Quite the contrary. A weakened Russia is a better partner to challenge U.S. dominance than a Russia that just obliterated Ukraine.
So Biden needs to showcase to Asian allies – Japan, South Korea, Singapore and even the broader Indo-Pacific region – that alliances work, and they’ll work better if they’re U.S.-centered.
The durability of “Western unity” may not center around Europe but around the United States itself. Trumpism without Donald Trump is very much a state of mind in America, at least half of it.
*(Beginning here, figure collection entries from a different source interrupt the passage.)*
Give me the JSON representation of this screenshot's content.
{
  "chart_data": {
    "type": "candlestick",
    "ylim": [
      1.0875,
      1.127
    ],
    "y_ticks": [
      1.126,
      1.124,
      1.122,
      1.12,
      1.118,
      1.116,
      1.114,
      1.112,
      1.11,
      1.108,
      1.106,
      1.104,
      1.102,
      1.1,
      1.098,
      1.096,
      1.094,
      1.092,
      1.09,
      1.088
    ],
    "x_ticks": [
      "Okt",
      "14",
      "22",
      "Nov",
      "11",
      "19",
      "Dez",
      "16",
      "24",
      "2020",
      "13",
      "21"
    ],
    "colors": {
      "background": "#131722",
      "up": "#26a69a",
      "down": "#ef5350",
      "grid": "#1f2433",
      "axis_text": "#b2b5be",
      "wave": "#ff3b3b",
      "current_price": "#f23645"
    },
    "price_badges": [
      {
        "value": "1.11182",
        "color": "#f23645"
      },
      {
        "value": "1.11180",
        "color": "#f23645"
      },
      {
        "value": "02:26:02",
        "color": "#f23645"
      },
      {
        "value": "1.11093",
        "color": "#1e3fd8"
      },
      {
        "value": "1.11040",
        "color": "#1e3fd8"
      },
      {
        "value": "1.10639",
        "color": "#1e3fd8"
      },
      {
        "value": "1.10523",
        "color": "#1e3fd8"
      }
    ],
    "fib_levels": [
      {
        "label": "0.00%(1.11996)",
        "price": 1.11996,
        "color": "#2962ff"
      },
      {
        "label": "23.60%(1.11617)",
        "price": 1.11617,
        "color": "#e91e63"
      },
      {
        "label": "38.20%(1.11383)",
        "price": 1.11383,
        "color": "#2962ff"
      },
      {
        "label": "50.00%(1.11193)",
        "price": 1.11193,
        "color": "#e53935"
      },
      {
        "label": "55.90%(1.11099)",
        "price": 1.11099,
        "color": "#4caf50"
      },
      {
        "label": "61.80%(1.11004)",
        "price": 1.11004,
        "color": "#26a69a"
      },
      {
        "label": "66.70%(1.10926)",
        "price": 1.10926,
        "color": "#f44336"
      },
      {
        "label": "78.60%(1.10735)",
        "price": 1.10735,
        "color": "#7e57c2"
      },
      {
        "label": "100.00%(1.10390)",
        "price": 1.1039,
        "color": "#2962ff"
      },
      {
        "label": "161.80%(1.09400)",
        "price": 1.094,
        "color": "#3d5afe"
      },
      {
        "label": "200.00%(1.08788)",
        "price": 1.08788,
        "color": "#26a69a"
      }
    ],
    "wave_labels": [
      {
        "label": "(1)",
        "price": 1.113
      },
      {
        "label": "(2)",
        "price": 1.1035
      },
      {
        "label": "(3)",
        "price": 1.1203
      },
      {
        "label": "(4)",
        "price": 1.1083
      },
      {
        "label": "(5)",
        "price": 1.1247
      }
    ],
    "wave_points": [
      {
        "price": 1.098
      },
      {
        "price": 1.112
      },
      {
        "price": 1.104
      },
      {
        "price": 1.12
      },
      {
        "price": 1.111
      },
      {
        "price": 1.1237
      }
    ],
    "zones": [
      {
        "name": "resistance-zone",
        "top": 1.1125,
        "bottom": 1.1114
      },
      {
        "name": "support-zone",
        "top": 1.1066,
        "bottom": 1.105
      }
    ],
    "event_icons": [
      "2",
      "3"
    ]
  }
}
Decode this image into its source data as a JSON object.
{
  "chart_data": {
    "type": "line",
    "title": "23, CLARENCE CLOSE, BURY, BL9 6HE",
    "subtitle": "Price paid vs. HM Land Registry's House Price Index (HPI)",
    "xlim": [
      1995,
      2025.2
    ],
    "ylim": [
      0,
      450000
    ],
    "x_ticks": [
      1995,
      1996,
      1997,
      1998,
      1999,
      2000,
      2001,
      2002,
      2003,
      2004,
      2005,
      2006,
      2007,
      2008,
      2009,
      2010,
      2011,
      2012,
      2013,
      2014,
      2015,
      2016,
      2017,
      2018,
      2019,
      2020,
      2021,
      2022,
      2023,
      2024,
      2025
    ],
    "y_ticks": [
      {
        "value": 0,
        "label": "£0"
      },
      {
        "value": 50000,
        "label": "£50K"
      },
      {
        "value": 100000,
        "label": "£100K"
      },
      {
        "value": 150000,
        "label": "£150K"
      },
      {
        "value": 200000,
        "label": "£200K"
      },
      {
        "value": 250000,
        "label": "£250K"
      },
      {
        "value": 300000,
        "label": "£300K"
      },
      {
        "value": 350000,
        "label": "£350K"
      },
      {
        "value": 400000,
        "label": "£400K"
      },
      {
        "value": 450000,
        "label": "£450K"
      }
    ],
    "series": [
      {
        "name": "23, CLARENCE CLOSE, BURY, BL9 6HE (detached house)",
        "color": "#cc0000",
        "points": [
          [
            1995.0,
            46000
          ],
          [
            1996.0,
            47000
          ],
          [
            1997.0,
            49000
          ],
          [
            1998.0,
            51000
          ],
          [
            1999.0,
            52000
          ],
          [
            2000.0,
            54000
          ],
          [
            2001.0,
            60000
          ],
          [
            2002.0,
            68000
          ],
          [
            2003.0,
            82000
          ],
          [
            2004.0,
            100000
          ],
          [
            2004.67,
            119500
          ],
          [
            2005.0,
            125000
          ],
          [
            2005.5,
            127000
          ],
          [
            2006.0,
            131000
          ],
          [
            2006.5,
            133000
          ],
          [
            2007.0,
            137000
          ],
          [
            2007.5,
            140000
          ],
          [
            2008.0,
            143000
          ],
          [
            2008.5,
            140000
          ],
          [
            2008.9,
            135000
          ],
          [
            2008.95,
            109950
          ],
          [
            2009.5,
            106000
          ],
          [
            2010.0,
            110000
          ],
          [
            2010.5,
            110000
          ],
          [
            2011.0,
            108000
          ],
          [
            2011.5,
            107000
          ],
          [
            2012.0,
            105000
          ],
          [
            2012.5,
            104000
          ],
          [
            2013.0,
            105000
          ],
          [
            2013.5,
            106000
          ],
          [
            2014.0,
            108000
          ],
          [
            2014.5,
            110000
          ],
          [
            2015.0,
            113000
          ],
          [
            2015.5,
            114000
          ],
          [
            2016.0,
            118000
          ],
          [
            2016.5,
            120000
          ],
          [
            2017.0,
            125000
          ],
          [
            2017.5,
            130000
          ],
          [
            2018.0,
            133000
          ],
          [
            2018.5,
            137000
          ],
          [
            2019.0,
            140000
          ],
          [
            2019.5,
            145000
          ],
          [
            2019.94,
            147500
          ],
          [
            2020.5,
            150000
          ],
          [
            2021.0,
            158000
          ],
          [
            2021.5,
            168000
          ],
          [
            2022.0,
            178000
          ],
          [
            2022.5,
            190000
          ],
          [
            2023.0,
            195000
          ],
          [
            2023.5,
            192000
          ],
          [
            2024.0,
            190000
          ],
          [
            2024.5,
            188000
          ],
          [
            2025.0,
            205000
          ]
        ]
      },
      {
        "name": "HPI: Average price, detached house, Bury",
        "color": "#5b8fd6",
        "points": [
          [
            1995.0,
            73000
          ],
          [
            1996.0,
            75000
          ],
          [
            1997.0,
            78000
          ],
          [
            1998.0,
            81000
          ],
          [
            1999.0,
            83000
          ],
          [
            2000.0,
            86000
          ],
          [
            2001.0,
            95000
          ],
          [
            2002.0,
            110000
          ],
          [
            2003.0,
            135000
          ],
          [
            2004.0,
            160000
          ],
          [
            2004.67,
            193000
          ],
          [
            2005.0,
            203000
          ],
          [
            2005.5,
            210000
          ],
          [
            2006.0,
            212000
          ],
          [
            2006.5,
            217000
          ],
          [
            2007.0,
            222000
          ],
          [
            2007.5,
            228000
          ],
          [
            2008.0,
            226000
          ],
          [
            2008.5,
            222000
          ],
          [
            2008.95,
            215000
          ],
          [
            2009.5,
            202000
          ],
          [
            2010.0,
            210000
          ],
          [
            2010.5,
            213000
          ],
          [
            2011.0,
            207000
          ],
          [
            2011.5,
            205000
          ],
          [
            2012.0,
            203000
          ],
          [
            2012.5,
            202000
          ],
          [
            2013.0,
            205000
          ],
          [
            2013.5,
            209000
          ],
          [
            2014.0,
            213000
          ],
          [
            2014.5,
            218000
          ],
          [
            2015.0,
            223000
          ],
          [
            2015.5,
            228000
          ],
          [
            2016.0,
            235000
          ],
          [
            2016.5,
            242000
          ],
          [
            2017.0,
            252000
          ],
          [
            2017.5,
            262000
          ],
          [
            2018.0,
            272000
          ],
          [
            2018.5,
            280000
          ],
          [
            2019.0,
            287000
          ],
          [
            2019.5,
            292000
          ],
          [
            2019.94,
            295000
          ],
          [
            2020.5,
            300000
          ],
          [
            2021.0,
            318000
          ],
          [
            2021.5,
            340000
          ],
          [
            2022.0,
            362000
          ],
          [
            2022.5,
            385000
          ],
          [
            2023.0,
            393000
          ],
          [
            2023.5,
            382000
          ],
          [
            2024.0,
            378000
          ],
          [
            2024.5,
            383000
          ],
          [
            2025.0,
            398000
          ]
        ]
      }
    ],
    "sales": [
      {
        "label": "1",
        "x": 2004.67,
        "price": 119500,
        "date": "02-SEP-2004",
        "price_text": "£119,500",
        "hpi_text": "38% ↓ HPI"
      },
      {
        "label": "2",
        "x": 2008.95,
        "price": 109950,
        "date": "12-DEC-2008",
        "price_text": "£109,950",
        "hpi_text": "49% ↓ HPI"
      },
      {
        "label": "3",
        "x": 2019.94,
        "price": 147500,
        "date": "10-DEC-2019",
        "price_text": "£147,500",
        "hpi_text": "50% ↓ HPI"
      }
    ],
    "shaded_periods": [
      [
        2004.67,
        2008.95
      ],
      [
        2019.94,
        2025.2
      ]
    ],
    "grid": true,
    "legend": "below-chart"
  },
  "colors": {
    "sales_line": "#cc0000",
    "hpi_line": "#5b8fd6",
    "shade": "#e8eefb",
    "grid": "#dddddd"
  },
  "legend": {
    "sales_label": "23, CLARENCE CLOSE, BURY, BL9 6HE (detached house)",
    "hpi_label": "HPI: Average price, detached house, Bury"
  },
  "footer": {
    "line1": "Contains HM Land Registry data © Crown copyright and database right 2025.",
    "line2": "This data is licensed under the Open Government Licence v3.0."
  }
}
Putin’s enthusiasm with the events of January 6, 2021, and his conclusion that it’s a formative sign of U.S. decline, may have been wrong but the world is still wary of the residual damage to U.S. democracy and foreign policy.
Not everyone in the United States, whether inside or outside the Capital Beltway, thinks America should reassert itself as a dominant global superpower and pay the price such a designation carries. Not everyone in a broken and ailing America thinks that being “the leader of the free world” is a priority worth the sacrifices that this title entails. America’s dysfunctional political system, inherent inequality, and social and cultural divisions contributed to the appearance of Trumpism. And as far as the world is concerned, Trump or a populist-demagogic Trump acolyte is very much a possibility in 2024 or 2028.
The more the United States shows doubt about its hegemonic power and willingness to sustain it, and the more “Western unity” cracks and is in danger of crumbling, the more vindicated and emboldened China will feel. That’s what China has been waiting for, and it’s China, not Russia, that poses the gravest challenge to the United States and the West.